Foi uma Semana enquadrada numa realização desencadeada a nível
internacional pela Federação Mundial da Juventude Democrática. Em
Portugal, envolveu numerosas iniciativas – passeios, excursões,
confraternizações, exposições de arte – por exemplo na Sociedade
Nacional de Belas Artes, que foi encerrada nessa altura. Isto
estendeu-se à margem sul, à zona de Sintra, em Lisboa houve várias
realizações, em Coimbra, no Porto. E no Algarve houve a jornada de
Belamandil, com milhares de pessoas, chegou a meter a GNR, tanques, os
fascistas ficaram assustadíssimos…
Perante estas acções, o fascismo desencadeia uma acção repressiva em
que é presa toda a Comissão Central do MUD Juvenil, menos eu, que me
encontrava numa situação semi-clandestina. Mas imediartamente a
Comissão é substituída por outra, provisória. E a seguir começam a ser
presos jovens às centenas, em todo o País. Mas se uma comissão que era
presa, no dia seguinte aparecia uma comissão provisória, para continuar
a luta.
Tu próprio, dirigente do MUD Juvenil, foste um dos mais jovens dirigentes do Partido nessa época. Qual foi o teu percurso?

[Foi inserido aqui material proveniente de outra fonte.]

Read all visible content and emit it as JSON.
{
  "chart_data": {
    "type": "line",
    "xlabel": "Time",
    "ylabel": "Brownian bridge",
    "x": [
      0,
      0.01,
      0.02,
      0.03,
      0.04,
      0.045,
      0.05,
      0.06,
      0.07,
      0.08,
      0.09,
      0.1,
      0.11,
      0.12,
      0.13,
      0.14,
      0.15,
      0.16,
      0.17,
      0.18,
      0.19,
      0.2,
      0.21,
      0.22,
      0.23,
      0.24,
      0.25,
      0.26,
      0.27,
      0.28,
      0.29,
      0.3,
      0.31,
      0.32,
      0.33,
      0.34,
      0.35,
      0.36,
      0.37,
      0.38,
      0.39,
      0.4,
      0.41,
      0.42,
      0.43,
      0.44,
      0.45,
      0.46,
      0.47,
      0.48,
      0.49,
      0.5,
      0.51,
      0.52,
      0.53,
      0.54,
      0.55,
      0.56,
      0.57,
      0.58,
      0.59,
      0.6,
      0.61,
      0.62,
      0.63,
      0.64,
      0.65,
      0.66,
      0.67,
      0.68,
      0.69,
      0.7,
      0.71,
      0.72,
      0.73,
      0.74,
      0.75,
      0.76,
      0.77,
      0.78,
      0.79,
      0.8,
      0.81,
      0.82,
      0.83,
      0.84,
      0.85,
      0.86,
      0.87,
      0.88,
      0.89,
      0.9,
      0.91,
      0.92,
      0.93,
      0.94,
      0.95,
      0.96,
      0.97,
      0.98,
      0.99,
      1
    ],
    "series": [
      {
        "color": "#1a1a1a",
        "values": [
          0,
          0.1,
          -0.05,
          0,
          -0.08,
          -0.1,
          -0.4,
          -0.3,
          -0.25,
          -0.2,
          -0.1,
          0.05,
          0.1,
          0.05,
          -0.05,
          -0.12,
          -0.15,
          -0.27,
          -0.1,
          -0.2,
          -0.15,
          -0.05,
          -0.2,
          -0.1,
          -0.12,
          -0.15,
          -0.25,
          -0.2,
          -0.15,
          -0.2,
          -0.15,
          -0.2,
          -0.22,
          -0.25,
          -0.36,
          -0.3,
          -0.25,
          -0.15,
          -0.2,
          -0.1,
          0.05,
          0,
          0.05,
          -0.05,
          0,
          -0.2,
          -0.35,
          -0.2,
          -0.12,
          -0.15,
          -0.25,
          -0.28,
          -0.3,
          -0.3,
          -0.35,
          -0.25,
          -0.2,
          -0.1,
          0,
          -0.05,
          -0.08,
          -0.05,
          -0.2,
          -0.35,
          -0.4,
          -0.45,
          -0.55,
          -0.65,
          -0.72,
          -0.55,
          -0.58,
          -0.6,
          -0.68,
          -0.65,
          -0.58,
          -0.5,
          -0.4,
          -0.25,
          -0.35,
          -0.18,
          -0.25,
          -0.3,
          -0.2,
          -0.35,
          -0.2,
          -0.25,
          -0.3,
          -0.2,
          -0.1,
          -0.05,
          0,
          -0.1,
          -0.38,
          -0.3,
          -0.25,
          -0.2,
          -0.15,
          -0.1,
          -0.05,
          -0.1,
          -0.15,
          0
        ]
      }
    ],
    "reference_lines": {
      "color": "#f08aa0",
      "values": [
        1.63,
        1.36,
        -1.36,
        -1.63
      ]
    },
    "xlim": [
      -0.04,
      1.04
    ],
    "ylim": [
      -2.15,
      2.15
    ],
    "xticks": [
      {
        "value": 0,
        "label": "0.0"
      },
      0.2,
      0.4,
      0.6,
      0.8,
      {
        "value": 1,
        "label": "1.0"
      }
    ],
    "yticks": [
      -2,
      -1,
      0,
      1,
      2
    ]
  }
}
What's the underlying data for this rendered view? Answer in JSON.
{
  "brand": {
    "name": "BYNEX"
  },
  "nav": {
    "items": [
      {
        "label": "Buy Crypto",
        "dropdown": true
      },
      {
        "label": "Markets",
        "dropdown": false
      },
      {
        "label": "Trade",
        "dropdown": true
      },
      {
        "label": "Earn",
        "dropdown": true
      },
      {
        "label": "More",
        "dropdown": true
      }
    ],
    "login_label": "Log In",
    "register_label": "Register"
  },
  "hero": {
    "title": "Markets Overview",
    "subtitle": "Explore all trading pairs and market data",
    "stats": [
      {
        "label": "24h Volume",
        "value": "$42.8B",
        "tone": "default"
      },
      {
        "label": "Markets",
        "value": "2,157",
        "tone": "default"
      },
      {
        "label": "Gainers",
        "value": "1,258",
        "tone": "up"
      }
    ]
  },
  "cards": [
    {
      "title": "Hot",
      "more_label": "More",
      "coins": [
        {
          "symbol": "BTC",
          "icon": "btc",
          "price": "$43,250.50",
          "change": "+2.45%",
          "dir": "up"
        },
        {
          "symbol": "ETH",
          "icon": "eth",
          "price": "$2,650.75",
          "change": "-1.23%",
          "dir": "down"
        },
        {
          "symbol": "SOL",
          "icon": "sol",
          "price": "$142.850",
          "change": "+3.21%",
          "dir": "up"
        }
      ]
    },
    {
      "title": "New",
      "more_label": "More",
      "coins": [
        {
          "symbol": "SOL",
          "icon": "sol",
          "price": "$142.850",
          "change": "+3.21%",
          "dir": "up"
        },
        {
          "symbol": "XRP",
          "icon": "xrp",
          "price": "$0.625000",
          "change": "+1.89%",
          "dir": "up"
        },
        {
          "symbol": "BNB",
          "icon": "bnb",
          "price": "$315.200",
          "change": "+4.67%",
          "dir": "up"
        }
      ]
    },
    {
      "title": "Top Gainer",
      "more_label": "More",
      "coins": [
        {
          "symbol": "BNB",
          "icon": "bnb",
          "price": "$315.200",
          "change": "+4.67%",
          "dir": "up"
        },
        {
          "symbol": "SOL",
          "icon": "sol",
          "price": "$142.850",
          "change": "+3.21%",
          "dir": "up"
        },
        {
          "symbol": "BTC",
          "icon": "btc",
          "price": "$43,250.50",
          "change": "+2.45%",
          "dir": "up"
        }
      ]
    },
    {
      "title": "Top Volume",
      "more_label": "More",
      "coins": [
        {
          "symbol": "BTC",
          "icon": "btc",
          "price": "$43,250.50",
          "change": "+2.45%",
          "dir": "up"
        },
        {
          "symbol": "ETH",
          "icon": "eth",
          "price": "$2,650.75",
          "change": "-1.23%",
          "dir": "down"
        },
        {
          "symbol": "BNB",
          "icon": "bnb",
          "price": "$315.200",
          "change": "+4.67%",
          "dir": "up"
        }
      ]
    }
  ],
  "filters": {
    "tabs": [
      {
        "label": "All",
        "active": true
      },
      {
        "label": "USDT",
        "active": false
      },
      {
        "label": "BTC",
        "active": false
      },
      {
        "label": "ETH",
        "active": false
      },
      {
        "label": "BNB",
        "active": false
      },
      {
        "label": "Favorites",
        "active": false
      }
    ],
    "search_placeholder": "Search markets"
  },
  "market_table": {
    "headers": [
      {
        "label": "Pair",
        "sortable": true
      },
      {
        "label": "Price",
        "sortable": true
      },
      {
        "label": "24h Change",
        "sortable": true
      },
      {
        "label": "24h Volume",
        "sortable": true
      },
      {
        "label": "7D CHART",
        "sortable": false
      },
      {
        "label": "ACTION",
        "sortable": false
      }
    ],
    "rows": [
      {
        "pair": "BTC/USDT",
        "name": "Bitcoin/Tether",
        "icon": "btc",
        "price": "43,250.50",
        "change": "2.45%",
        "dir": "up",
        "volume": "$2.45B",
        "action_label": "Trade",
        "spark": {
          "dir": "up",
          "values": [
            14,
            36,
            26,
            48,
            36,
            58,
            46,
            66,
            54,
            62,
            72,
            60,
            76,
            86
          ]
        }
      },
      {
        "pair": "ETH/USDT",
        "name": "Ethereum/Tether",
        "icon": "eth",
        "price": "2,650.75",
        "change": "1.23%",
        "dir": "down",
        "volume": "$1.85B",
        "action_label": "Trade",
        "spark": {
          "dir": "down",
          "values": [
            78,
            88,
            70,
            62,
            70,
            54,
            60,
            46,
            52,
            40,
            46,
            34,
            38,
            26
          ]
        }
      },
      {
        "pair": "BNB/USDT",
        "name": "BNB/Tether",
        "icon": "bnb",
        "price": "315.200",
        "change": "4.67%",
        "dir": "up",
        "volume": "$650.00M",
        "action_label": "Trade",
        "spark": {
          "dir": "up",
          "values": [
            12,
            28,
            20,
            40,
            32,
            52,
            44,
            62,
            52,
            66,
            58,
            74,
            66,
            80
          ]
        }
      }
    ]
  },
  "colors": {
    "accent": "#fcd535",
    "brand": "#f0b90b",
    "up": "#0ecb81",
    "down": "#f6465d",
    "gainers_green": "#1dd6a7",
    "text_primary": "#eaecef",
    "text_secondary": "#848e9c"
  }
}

Eu entrei para o Partido – para a FJCP, mas nessa época era a mesma
coisa – com 16 anos, em 1941, no período da reorganização, na altura em
que as tropas nazis invadiam a União Soviética, um período negro em que
se pensava que o nazismo ia dominar o mundo inteiro. Entrei para o
Partido em Vila Franca de Xira, a minha terra, trabalhava já na
sapataria desde os 14 anos, onde era mais operário do que empregado.
Com 20 anos vim para funcionário do Partido. Em 1945. Em 48 fazia parte
da Direcção Regional de Lisboa, juntamente com o Manuel Rodrigues da
Silva, o Soeiro Pereira Gomes e o António Dias Lourenço.
Em 49 fui cooptado para membro suplente do Comité Central, com 24
anos. E em 1952, com 27 anos, era membro do Secretariado do CC. Até ter
sido preso, em Dezembro de 1961.
E já agora, que falamos de juventude. Como vês hoje a necessidade do rejuvenescimento do Partido?
Sabes que isso não é uma tarefa de hoje ou de amanhã. A necessidade
de rejuvenescimento é uma constante. E que há sempre que dar atenção à
firmeza ideológica e política dos quadros e não nos basearmos apenas
naquilo que eles possam parecer. Mas sem audácia na promoção de quadros
jovens não há a necessária renovação do Partido.